Manchmal kann man fast ein bisschen nachvollziehen, warum Hollywood in konservativen Kreisen der USA keinen guten Ruf hat. Auf den ersten, kursorischen Blick kennt die Traumfabrik nur zwei Haltungen zur „greatest country on earth“: die des Schwarzmalers und die des Oberlehrers. Erstere äußert sich in zynischen Gesellschaftskarikaturen, letztere in besserwisserischem Botschaftskino. Obwohl man dem Schaffen der Coen-Brüder und den Regiearbeiten George Clooneys damit nicht wirklich gerecht wird: Bis zu einem gewissen Grad repräsentieren sie diese beiden Pole. Und wie Clooneys jüngstes Werk, „Suburbicon“, beweist, sind ihre Positionen gar nicht so weit voneinander entfernt.

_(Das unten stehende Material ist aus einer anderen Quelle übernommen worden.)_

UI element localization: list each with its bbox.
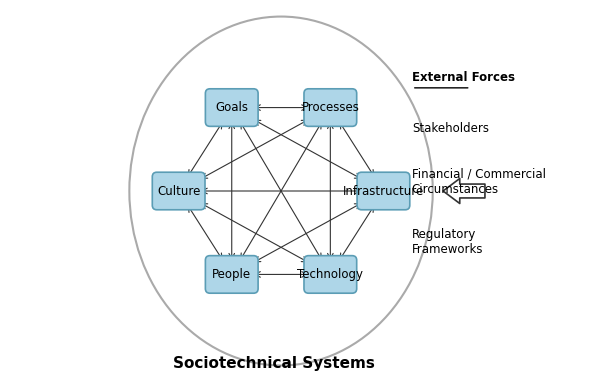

Clooney kennt die Coens schon lang. Er wurde viermal von ihnen besetzt – meist als Einfaltspinsel gegen den Charmebolzen-Strich gebürstet. Kein Wunder also, dass er sich im Gegenzug eines Drehbuchs von ihnen annimmt. Das stammt zwar aus den 1980er-Jahren, also aus den Anfangszeiten des Duos, ist aber aufgrund seines 1950er-Settings bereits historisiert. Und kraft seines Themas, der Psychopathologie des Kleinbürgertums, ohnehin zeitlos. Meinen zumindest die Filmemacher.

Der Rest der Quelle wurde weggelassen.